This past Tuesday, November 11, 2014, I had the opportunity to visit the Sunset Recreation Center on 28th Ave & Lawton Street and observe their facilities; more specifically their very popular basketball gym. While I have spent time there before for recreational activity, I have never thought about the dynamics of this rec center (the environment, participants, activities offered, etc.). When thinking critically about the Sunset Rec Center, there are definitely changes the city can make to their facilities and programs that would improve the user’s experience and potentially spark a rise in attendance.
The Sunset Recreation Center is designed to cater to everyone, from toddlers to the elderly. The front of the center has a large place structure that will get extremely crowded with children on nice sunny weekends and holidays. When I went around noon there were nearly a dozen kids running around on the structure, playing on the monkey bars, and enjoying the slides. When entering the building, you immediately see a studio room where many older people recreate. While there was nothing going on while I attended, I did see flyers for ballroom dancing and salsa dancing. In my past experiences at Sunset Rec, I have seen people that appeared to be 60+ engaged in both of these styles of dance, as well as yoga and other similar relaxing, non-physical demanding activity. Making a left turn at the door for the studio, you head towards the basketball gym. The basketball gym is composed of six baskets, including one regulation-sized court with two baskets, and two much smaller “full” courts that use each half of the regulation court as its boundaries. Behind the each of the two smaller courts towards the entrance wall are sets of bleachers where players sit and converse while waiting for their turn to play the winner of the current game. The participants in the gym are of a large age variety. During my time there, I saw groups of high school kids waiting for their games in the bleachers, as well as a couple groups of late twenty, early-thirty year olds spending their time together while waiting for their games. While the participants were diverse in terms of culture and race, the participants were very predominately Asian.
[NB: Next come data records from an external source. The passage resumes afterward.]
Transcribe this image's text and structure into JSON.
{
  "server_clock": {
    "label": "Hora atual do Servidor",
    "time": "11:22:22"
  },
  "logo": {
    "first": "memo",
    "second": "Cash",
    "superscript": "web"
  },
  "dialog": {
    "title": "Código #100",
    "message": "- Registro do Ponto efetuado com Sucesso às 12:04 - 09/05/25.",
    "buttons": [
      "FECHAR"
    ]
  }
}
On the court, in terms of the games being played, there is a friendly yet competitive feel to the games being played. Obviously, skill level varies from player to player, but the games I saw were pretty balanced between teams for the most part. I saw close games where the players were fully engaged in flow, especially as the games came closer to an end (whoever score 12 points first wins). The playfulness of having each player shoot, and try fancy passes and dribble moves would slowly turn into the best players trying to take over and will their team to victory. On the sidelines and in the bleachers, groups of friends watch the games, some more engaged than others. By watching the crowd, you can tell who had friends playing in the game, who was engaged in the competition of the game, and who was simply waiting for their turn to play and didn’t care about the result of the game. Because there are no referees and players are supposed to call their own fouls, there would be times where feelings of animosity would be present between teams, if a player didn’t like a call another made. This shows which players take these games more serious and more fully immerse themselves in the competition, and who is simply trying to get a nice, fun game in.
During my observation, I interviewed an SFSU senior by the name of Eddie. Eddie was there with a friend of his hometown, and told me that he comes there once over couple weeks whenever he has time off work. There are many gyms and parks in the city Eddie can go to for basketball, so I was curious why he chooses Sunset Rec. “What I like about [Sunset Rec] is that it is open whenever I need a place to play, and its free indoor basketball.” A lot of people have issues playing basketball outdoors, whether is due to weather conditions, or the fact that playing on cement is not as forgiving on your knees as hardwood. With gyms costing hundreds of dollars for annual memberships, a rec center like Sunset Rec gives people an opportunity to feel safer playing for no cost. Eddie also enjoys the competition level at Sunset Rec, because “there are plenty of players like me that have never really played organized basketball before, and people like you that have played your whole lives and are studs. But almost everyone out here is athletic enough and competitive enough for the games to be fun and exciting”. From personal experience, there are plenty of players that didn’t play high school basketball that are very good players, especially in a recreational setting where not every minor violation is called. Sunset Rec is a haven for these players, and it makes for very fun play.
As fun as the recreation center can be for passionate and casual basketball players, there are a few improvements that can be made. In our interview, Eddie said that “at times it gets really crowded, and it’s super hard to get into a game when teams are formed with people that all know each other jump in.” When the gym gets crowded, people rely on calling “I got next” to claim the next spot on the court. A simple way to fix the confusion of who should play next would be to add a whiteboard or sign-up sheet on the side of the court for people to sign up in order of appearance. Another improvement that can be made would be to make the courts bigger. People are playing full court games on virtually a half-court. A good shooter can stand at half court and knock down a shot on each basket without moving. Since that improvement is not very doable without reconstructing the whole building, another improvement idea I have would be to change the games from full-court to half court. The games played are all 4-on-4, and since there isn’t a lot of running or transition on the small court, it would be more practical and efficient to just play half court games to double the amount of players playing at once. 4-on-4 on a half court would not be too crowded on a half court, and there would be a maximum amount of happy, active players.